Don’t tell mom, mine said.
It’s our little secret, his said back.
Nana’s voice wafted in from the living room.
“How’s it coming in there?“
A pause, as we scrambled for a suitable answer, and then—
“Can I help?”
It was the first December that Nana was not the one baking our Christmas dessert during the sleepy, peaceful hours that always follow an early morning of eager gift unwrapping. So what exactly was I doing in an oversized apron, surrounded by measuring cups and recipe cards and an electric mixer that I’d rarely come in contact with in my 19 years? It wasn’t that I lacked an interest in cooking. On the contrary, I grew up surrounded by Italians for whom home cooking was a way of life, but my personal culinary history consisted primarily of burnt brownie batches and grilled cheese sandwiches. Then there was my dad’s mother—Nana—who found joy in filling tins with peanut butter cookies and baking her famous Irish soda bread for my family every St. Patrick’s Day.

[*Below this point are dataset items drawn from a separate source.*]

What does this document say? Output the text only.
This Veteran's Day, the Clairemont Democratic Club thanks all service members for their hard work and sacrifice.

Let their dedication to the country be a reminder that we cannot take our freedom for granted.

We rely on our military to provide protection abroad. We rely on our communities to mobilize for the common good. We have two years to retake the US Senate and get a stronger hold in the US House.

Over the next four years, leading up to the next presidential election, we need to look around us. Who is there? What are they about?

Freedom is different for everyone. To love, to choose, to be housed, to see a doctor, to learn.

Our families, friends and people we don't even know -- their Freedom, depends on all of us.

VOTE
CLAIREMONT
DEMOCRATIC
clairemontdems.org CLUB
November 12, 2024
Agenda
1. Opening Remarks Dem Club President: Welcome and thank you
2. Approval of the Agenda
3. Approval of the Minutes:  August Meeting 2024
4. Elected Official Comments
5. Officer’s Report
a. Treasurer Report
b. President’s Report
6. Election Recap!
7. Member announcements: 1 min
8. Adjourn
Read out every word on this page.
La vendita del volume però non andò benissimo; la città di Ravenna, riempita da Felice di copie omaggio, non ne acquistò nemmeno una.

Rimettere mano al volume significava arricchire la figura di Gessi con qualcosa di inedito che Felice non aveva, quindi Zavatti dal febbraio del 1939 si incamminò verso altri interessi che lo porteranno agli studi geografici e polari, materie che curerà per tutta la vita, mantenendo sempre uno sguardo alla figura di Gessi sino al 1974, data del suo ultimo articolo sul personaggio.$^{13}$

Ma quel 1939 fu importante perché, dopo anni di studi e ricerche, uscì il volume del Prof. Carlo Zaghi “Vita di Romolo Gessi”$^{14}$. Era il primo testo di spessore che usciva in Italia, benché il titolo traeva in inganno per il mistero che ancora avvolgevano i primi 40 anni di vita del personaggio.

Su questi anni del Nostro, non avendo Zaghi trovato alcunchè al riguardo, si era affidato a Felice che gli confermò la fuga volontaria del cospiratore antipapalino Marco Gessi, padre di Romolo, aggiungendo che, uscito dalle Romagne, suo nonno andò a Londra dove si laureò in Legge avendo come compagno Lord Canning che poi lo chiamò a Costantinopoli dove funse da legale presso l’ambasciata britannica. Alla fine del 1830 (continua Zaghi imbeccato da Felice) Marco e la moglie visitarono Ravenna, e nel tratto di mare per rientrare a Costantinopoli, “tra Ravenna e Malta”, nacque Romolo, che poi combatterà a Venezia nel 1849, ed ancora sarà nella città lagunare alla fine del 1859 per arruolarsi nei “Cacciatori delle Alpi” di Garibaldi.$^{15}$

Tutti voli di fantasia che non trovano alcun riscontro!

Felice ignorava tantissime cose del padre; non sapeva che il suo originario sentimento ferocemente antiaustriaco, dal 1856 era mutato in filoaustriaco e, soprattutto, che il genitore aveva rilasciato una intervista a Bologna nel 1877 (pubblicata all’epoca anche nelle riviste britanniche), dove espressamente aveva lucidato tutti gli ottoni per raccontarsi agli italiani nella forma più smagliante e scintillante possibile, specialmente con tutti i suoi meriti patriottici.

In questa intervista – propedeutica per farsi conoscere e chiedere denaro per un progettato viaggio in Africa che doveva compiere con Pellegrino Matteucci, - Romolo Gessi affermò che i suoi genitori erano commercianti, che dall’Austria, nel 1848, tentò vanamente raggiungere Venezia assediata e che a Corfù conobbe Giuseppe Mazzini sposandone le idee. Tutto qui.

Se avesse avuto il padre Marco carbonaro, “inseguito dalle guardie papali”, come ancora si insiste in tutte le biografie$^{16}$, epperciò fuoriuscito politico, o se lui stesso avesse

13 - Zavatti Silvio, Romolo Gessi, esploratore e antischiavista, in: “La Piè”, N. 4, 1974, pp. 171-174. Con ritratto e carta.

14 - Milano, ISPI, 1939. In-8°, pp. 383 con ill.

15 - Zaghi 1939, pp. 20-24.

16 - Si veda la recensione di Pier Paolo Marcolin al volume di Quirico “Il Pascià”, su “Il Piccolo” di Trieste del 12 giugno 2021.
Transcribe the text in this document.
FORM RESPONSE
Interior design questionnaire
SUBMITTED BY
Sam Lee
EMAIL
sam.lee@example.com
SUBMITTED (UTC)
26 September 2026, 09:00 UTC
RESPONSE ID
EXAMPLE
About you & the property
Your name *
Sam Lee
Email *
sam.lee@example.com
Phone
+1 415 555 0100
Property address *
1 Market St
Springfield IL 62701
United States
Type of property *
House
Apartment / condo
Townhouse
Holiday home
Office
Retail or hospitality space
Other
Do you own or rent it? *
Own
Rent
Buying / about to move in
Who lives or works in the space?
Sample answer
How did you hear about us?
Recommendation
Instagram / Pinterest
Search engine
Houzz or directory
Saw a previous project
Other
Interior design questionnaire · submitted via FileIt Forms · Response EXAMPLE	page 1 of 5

She should have been the one whipping up the cake to a sound track of Sinatra carols as my sister and I stomped through the kitchen with snowy boots, offering us the batter-laden spoon—not the other way around.
She was 77—a fact she reminded us of multiple times during Christmas Eve dinner—and slowly starting to forget. It started with my age, then where I lived, and suddenly my name was on the tip of her tongue but just out of reach. Before I came home for winter break, my parents had warned me that her memory was in decline. I tried to prepare myself for the inevitable lapses, but to little avail. We invited her to spend the holiday with us in our home, a short drive away from the assisted living residence she had moved into the year before, and I looked forward to catching up with her after five months away. Yet the sinking feeling that she was growing older and forgetting fragments of her life pulled me down whenever we began a conversation and ended up back where we started only 10 minutes later.
“You always did so well in school. And you’re in college now?”
“Yes, I’m in New York City, at Barnard.”
“Oh, Barnard. What a wonderful school...Now, what grade did you say you were in?”
My dad encouraged me to approach each conversation simply: Avoid dates, names of friends, and details about the classes I was taking; just let her know that I’m happy and safe where I am. Got it. I could handle a few awkward exchanges with the woman who used to sew beautiful quilts for her friends, put up a pot of tea for her neighbors on cold nights, and send me a card the day before my birthday every year without fail. What I couldn’t handle was that Nana could no longer assume her place in the sacred space that was her kitchen—the house down south had been sold, her belongings moved into boxes in our garage. All she could be sure of was the unfamiliarity of the world around her, surging forward at a good clip while she stayed behind, gazing backward at the fuzzy images of her younger years.
It was Christmas Eve when I finally got around to gift shopping for my family. As I wandered around Williams-Sonoma in the local town center, the last name on my list was Dad, and I was utterly stumped. Coffee beans? Golf balls? A Columbia cap?
Just as I was about to seek refuge in the knowledge of the woman behind the customer service desk, I spotted the chocolate cake mix boxes piled high on a corner shelf. I envisioned myself cracking eggs and mixing batter on Christmas morning, placing our perfectly baked cake on a platter after dinner, seeing a smile bloom on Nana’s face as she witnessed a very peculiar and yet somehow comforting sight: me, the reluctant baker, and my dad, the resident chef, slicing into the chocolate cake she had prepared for us since we were both kids. I picked up the box.
On Christmas morning, my dad did not assume his usual spot in the armchair watching sports on TV before 2 o’clock rolled around and the pressure to prepare the honey-baked ham set in. Instead, he was next to me on the floor as we waited for our haphazard chocolate cake to bake, wondering if we had made our near fatal mistake on step two or three. Disaster nearly struck when the parchment paper we had used to cover the pans caught on fire moments before, but we had quickly averted the chaos with open windows and prayers to God that my mother wouldn’t smell the smoke. My dad crouched down in front of the oven to be sure the cake behaved itself. I plopped down next to him and sighed.
“Now we know for next time,” he said.
“Of course, next time.”
Sure, I had messed up on the first crack and wasted an egg. My dad felt flustered when it came to the “gradual mixing in” of the dry versus wet ingredients. And yes, we had almost started a fire. Somehow, though, it all came together a few hours later when a rich brown cake emerged from the oven.
When the time came to cut the cake, we gave the first slice to Nana. The satisfied smile on her fair, wrinkled face was all we needed to know that we’d done well. As I bit into my slice, it tasted slightly soft and unusually creamy. That must have been the toothpick I had mistakenly used to test just one side of the cake, resulting in a half-baked center. It wasn’t perfect, but there would be another chance to get it right. For now, it was good enough.